Recently I was working on porting my Python2 library gmpy_cffi to work under Python3 as well. I’m using py.test to organise and run my tests. Each test module is in it’s own class, and so we have code that looks something like this

import sys
import pytest
from gmpy_cffi import mpq


class TestMPQ(object):
    ints = [1, 2, -123, 456, sys.maxsize, -sys.maxsize - 1, 2*sys.maxsize]
    pairs = [(i, j) for i in ints for j in ints]

    @pytest.mark.parametrize(('n', 'd'), pairs)
    def test_int(self, n, d):
        int(mpq(n, d)) == n // d
    import pytest
    import sys

Under Python2 this code behaves like you might expect, but under Python 3 we get the following traceback

Traceback (most recent call last):
  File "tests/test_example.py", line 6, in <module>
    class TestMPQ(object):
  File "tests/test_example.py", line 8, in TestMPQ
    pairs = [(i, j) for i in ints for j in ints]
  File "tests/test_example.py", line 8, in <listcomp>
    pairs = [(i, j) for i in ints for j in ints]
NameError: global name 'ints' is not defined

But I defined ints just there! Even more strange, I made this minimal example:

class A(object):
    integers = [1, 2, 3]
    singles = [i for i in integers]


class B(object):
    integers = [1, 2, 3]
    pairs = [(i, j) for i in integers for j in integers]

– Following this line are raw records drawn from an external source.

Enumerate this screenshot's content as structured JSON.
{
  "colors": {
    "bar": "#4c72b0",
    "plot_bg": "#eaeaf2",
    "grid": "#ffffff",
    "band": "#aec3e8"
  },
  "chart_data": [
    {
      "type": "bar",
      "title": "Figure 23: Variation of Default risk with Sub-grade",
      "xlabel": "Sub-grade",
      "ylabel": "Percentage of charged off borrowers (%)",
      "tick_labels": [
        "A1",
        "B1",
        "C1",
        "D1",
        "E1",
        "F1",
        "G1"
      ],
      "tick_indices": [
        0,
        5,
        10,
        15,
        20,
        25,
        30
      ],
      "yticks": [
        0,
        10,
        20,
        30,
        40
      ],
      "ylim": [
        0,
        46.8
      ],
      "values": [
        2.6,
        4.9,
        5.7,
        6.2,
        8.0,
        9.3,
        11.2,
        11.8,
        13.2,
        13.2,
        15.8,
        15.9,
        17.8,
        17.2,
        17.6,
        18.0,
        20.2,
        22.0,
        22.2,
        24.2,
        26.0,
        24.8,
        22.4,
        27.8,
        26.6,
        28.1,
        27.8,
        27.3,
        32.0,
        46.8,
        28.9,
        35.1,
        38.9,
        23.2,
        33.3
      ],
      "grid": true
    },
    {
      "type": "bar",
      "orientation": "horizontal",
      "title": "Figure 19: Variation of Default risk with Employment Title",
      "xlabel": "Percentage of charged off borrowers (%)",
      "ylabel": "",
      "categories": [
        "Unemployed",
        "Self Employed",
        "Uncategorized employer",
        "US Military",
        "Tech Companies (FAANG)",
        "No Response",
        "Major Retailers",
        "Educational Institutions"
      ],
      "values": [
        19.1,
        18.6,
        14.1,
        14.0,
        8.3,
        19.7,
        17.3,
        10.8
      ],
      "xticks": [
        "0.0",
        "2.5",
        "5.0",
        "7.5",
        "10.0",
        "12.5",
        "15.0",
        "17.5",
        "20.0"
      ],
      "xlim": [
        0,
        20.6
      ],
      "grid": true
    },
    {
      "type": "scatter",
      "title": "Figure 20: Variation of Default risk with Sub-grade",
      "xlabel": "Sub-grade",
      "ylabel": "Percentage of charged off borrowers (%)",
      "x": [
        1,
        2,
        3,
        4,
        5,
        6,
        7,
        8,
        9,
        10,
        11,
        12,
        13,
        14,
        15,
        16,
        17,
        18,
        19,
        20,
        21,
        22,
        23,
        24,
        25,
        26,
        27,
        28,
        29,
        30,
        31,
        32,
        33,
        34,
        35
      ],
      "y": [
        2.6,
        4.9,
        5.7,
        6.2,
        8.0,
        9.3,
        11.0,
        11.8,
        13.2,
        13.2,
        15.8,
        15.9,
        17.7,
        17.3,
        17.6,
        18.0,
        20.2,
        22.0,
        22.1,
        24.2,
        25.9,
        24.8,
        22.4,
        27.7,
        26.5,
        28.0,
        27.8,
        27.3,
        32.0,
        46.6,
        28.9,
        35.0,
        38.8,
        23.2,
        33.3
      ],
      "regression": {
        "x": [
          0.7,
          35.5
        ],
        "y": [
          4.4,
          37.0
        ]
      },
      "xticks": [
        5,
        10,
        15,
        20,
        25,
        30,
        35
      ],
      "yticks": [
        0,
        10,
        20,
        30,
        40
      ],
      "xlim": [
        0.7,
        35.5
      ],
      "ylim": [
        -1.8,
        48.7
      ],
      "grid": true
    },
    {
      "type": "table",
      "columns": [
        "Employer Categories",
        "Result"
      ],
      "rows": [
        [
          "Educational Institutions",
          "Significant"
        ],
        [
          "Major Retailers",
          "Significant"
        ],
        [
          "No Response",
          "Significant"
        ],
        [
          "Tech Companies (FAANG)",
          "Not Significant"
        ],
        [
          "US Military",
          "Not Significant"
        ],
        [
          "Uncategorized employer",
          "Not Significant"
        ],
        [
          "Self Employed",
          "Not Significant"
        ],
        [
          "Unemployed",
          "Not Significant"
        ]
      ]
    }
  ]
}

Under Python2 this works fine, but under Python3 you get the same traceback as above but only for class B and not for class A. I looked up the Python3 documentation, what’s new in Python 3.0, but all I found was

list comprehensions have different semantics: they are closer to syntactic sugar for a generator expression inside a list() constructor, and in particular the loop control variables are no longer leaked into the surrounding scope.

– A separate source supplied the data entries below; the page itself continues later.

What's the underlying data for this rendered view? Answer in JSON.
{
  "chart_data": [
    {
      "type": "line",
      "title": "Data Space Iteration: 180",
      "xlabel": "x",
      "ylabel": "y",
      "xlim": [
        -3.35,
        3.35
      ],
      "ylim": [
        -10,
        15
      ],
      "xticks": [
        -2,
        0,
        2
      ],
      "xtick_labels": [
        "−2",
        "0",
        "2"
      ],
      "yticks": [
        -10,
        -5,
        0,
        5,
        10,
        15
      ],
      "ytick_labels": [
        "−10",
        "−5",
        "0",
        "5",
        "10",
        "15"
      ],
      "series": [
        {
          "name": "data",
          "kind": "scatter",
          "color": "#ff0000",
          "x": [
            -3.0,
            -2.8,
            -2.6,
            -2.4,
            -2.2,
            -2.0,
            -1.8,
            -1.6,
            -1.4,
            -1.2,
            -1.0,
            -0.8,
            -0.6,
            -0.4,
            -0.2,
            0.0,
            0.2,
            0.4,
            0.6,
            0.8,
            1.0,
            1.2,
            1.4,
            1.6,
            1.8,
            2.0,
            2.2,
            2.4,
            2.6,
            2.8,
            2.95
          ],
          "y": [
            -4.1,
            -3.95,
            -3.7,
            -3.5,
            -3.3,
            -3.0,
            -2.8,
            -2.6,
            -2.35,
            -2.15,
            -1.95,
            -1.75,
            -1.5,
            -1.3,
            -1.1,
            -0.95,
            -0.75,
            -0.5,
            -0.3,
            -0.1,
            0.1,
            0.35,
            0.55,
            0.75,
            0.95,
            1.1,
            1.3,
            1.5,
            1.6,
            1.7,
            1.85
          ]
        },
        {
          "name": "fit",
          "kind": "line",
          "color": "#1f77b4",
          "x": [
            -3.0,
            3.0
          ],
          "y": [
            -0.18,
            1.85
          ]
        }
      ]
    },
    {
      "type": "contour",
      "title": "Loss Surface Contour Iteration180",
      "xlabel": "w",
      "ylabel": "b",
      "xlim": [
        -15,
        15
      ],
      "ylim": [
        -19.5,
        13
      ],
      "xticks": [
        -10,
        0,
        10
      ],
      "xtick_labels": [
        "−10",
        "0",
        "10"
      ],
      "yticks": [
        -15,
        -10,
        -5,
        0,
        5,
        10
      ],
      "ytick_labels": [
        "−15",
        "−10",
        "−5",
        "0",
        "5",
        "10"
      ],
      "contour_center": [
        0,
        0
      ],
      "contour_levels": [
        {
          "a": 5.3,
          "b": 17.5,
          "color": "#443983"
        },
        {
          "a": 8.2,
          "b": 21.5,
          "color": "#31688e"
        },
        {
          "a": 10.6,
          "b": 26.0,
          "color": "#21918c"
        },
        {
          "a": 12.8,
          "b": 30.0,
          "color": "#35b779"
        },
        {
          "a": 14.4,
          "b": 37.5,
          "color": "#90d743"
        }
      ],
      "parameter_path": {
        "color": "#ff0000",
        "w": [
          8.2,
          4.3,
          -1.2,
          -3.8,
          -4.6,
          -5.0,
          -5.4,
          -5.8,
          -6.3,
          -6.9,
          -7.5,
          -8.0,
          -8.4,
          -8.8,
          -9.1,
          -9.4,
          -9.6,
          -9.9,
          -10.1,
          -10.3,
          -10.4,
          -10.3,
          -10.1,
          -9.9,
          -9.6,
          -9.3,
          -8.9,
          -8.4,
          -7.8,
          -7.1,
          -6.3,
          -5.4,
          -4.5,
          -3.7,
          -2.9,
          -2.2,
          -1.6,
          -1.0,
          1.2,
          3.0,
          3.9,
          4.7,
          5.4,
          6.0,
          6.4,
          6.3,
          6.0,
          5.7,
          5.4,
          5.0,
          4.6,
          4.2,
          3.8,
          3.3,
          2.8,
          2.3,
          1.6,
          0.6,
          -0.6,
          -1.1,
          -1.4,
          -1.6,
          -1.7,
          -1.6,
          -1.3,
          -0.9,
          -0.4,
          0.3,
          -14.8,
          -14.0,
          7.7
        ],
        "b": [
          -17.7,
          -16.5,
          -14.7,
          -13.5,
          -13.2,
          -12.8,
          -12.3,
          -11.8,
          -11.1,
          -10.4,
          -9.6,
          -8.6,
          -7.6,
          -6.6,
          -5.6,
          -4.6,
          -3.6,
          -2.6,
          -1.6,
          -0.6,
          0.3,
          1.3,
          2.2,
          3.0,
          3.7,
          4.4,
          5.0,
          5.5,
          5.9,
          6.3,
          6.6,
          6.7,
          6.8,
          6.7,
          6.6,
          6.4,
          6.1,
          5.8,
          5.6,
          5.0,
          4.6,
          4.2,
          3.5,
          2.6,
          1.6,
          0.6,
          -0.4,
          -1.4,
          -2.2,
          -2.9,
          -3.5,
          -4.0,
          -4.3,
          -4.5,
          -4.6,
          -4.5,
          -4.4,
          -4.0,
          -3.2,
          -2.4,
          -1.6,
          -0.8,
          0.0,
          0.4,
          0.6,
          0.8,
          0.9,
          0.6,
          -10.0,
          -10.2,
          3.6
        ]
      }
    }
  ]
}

In Python 3 the iteration variables (i and j in the example) no longer leak out of the list comprehenion.

class C(object):
    ints = [i for i in range(10)]

Under Python 2 we can access the iteration variable as a class variable

>>> C().i
9

but under Python 3:

>>> C().i
Traceback (most recent call last):
  File "<stdin>", line 1, in <module>
AttributeError: 'C' object has no attribute 'i'

This isn’t quite the same issue as we’re trying to solve, but’s it is related. I asked on stack overflow if someone could explain my example. The first comments I recieved were “Are you sure?”, and that I should submit a bug against the implementation. I recieved an answer not soon after. The answer by user Blckknght is excellent and worth a read, but to summarise:

  • List comprehensions were changed to prevent this leaking of iteration variables into the surrounding scope.
  • They are now implemented with a function that is called to produce the lists.

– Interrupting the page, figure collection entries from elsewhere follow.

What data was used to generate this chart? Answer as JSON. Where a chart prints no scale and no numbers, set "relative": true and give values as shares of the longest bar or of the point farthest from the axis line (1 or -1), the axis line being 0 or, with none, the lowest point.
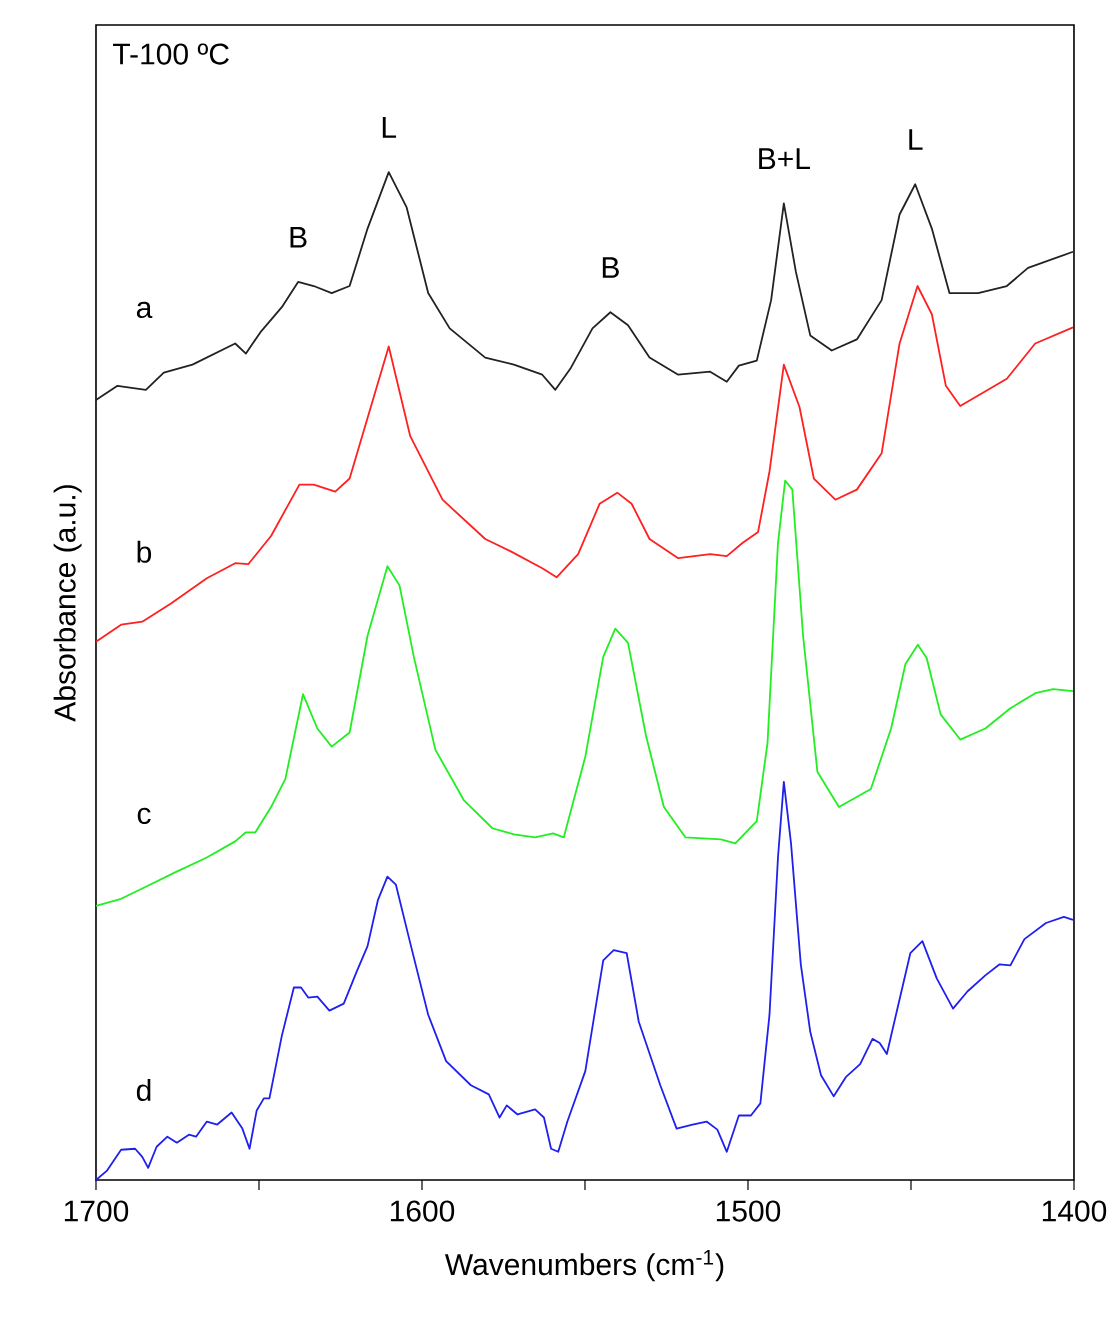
{
  "chart_data": {
    "type": "line",
    "relative": true,
    "xlabel": "Wavenumbers (cm$^{-1}$)",
    "ylabel": "Absorbance (a.u.)",
    "xlim": [
      1700,
      1400
    ],
    "xticks": [
      1700,
      {
        "value": 1650,
        "label": null
      },
      1600,
      {
        "value": 1550,
        "label": null
      },
      1500,
      {
        "value": 1450,
        "label": null
      },
      1400
    ],
    "legend": false,
    "grid": false,
    "marker": "none",
    "line_style": "solid",
    "annotations": [
      "T-100 ºC",
      {
        "text": "B",
        "x": 1638,
        "y": 0.891
      },
      {
        "text": "L",
        "x": 1610.2,
        "y": 1.0
      },
      {
        "text": "B",
        "x": 1542.2,
        "y": 0.861
      },
      {
        "text": "B+L",
        "x": 1489,
        "y": 0.969
      },
      {
        "text": "L",
        "x": 1448.7,
        "y": 0.988
      }
    ],
    "series": [
      {
        "name": "a",
        "color": "#222222",
        "x": [
          1700,
          1693.4,
          1684.7,
          1679.2,
          1670.4,
          1657.3,
          1654.0,
          1649.6,
          1643.0,
          1638.0,
          1633.2,
          1627.7,
          1622.2,
          1616.7,
          1610.2,
          1604.7,
          1598.1,
          1591.5,
          1580.6,
          1571.8,
          1563.1,
          1559.1,
          1554.3,
          1547.7,
          1542.2,
          1536.8,
          1530.2,
          1521.4,
          1511.6,
          1506.5,
          1502.8,
          1497.3,
          1492.9,
          1489.0,
          1485.3,
          1480.9,
          1474.3,
          1466.6,
          1459.0,
          1453.5,
          1448.7,
          1443.6,
          1438.2,
          1429.4,
          1420.6,
          1414.1,
          1400.3
        ],
        "values": [
          0.774,
          0.788,
          0.784,
          0.801,
          0.809,
          0.83,
          0.82,
          0.841,
          0.866,
          0.891,
          0.887,
          0.88,
          0.887,
          0.944,
          1.0,
          0.965,
          0.88,
          0.845,
          0.816,
          0.809,
          0.799,
          0.784,
          0.806,
          0.845,
          0.861,
          0.848,
          0.816,
          0.799,
          0.802,
          0.792,
          0.808,
          0.813,
          0.873,
          0.969,
          0.901,
          0.838,
          0.823,
          0.834,
          0.873,
          0.958,
          0.988,
          0.944,
          0.88,
          0.88,
          0.887,
          0.905,
          0.921
        ]
      },
      {
        "name": "b",
        "color": "#ff2020",
        "x": [
          1700,
          1692.3,
          1685.8,
          1677.0,
          1666.0,
          1657.3,
          1653.3,
          1646.3,
          1637.6,
          1633.2,
          1626.6,
          1622.2,
          1610.2,
          1603.6,
          1593.7,
          1580.6,
          1572.9,
          1563.1,
          1558.7,
          1552.1,
          1545.5,
          1540.1,
          1535.7,
          1530.2,
          1521.4,
          1511.6,
          1506.5,
          1501.7,
          1496.9,
          1493.4,
          1489.0,
          1484.2,
          1479.8,
          1473.2,
          1466.6,
          1459.0,
          1453.5,
          1448.0,
          1443.6,
          1439.3,
          1434.9,
          1420.6,
          1411.9,
          1400.3
        ],
        "values": [
          0.534,
          0.551,
          0.554,
          0.572,
          0.597,
          0.612,
          0.611,
          0.639,
          0.69,
          0.69,
          0.683,
          0.696,
          0.827,
          0.738,
          0.675,
          0.636,
          0.624,
          0.607,
          0.598,
          0.621,
          0.671,
          0.682,
          0.671,
          0.636,
          0.617,
          0.621,
          0.619,
          0.632,
          0.643,
          0.703,
          0.809,
          0.767,
          0.696,
          0.675,
          0.685,
          0.721,
          0.83,
          0.887,
          0.859,
          0.788,
          0.768,
          0.795,
          0.83,
          0.846
        ]
      },
      {
        "name": "c",
        "color": "#22ee22",
        "x": [
          1700,
          1692.3,
          1684.7,
          1675.9,
          1666.0,
          1657.3,
          1654.0,
          1651.1,
          1646.3,
          1641.9,
          1636.5,
          1632.1,
          1627.7,
          1622.2,
          1616.7,
          1610.6,
          1606.9,
          1602.5,
          1595.9,
          1587.2,
          1578.4,
          1571.8,
          1565.3,
          1559.8,
          1556.5,
          1549.9,
          1544.4,
          1540.7,
          1536.8,
          1531.3,
          1525.8,
          1519.2,
          1508.3,
          1503.9,
          1497.3,
          1494.0,
          1490.8,
          1488.6,
          1486.4,
          1483.1,
          1478.7,
          1472.1,
          1462.3,
          1456.1,
          1451.7,
          1447.9,
          1445.2,
          1440.9,
          1434.9,
          1427.2,
          1419.5,
          1411.9,
          1406.4,
          1400.3
        ],
        "values": [
          0.272,
          0.279,
          0.291,
          0.305,
          0.32,
          0.336,
          0.345,
          0.345,
          0.37,
          0.398,
          0.482,
          0.448,
          0.43,
          0.444,
          0.54,
          0.609,
          0.59,
          0.519,
          0.427,
          0.377,
          0.349,
          0.343,
          0.34,
          0.344,
          0.34,
          0.42,
          0.519,
          0.547,
          0.533,
          0.441,
          0.37,
          0.34,
          0.338,
          0.334,
          0.356,
          0.434,
          0.632,
          0.694,
          0.685,
          0.54,
          0.405,
          0.37,
          0.388,
          0.448,
          0.512,
          0.531,
          0.518,
          0.462,
          0.437,
          0.448,
          0.468,
          0.483,
          0.487,
          0.485
        ]
      },
      {
        "name": "d",
        "color": "#2020ee",
        "x": [
          1700,
          1696.7,
          1692.3,
          1688.0,
          1685.8,
          1684.0,
          1681.4,
          1678.1,
          1675.2,
          1671.5,
          1669.3,
          1666.0,
          1662.8,
          1658.4,
          1655.1,
          1652.9,
          1650.7,
          1648.5,
          1646.8,
          1643.0,
          1639.3,
          1637.1,
          1634.9,
          1632.1,
          1628.4,
          1624.0,
          1620.0,
          1616.7,
          1613.5,
          1610.6,
          1608.0,
          1603.6,
          1598.1,
          1592.6,
          1585.0,
          1579.5,
          1576.2,
          1574.0,
          1570.7,
          1565.3,
          1562.6,
          1560.4,
          1558.2,
          1555.4,
          1549.9,
          1544.4,
          1541.2,
          1537.2,
          1533.5,
          1526.9,
          1521.9,
          1517.0,
          1512.7,
          1509.4,
          1506.5,
          1502.8,
          1499.1,
          1496.2,
          1493.4,
          1490.8,
          1489.0,
          1486.8,
          1483.8,
          1480.9,
          1477.6,
          1473.7,
          1470.0,
          1465.6,
          1461.8,
          1459.6,
          1457.4,
          1454.6,
          1450.2,
          1446.5,
          1442.1,
          1437.1,
          1432.7,
          1427.2,
          1422.8,
          1419.5,
          1415.2,
          1408.6,
          1403.1,
          1400.3
        ],
        "values": [
          0.0,
          0.009,
          0.03,
          0.031,
          0.023,
          0.012,
          0.033,
          0.043,
          0.037,
          0.045,
          0.043,
          0.058,
          0.055,
          0.067,
          0.051,
          0.031,
          0.069,
          0.081,
          0.081,
          0.143,
          0.191,
          0.191,
          0.181,
          0.182,
          0.168,
          0.175,
          0.207,
          0.232,
          0.278,
          0.301,
          0.293,
          0.235,
          0.164,
          0.118,
          0.094,
          0.085,
          0.062,
          0.074,
          0.065,
          0.07,
          0.062,
          0.031,
          0.028,
          0.058,
          0.108,
          0.218,
          0.228,
          0.225,
          0.157,
          0.094,
          0.051,
          0.055,
          0.058,
          0.05,
          0.028,
          0.064,
          0.064,
          0.076,
          0.164,
          0.32,
          0.395,
          0.334,
          0.214,
          0.147,
          0.104,
          0.083,
          0.102,
          0.115,
          0.14,
          0.136,
          0.125,
          0.164,
          0.225,
          0.237,
          0.2,
          0.17,
          0.187,
          0.203,
          0.214,
          0.213,
          0.239,
          0.255,
          0.261,
          0.258
        ]
      }
    ]
  }
}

Just as class methods can’t access class variables directly (you have to access them through self), these list comprehension functions also can’t access the class variables. If the list comprehension isn’t nested (as in class A), then it’s okay because the list comprehension function is called with the class variable ints as an argument. When we nest list comprehensions however the body of the outer list comprehension, within which the inner list comprehension is called, doesn’t know about the class variable ints and hence our NameError.

The answer by Blckknght goes on in detail disasembling the python bytecode to show how exactly how this happens and is well worth a read. The change to prevent leaking scope make sense, and I think it’s a good idea. You just have to remember that in Python 3 list comprehensions are functions, and in both Python 2 and 3 class scopes can be a little bit strange.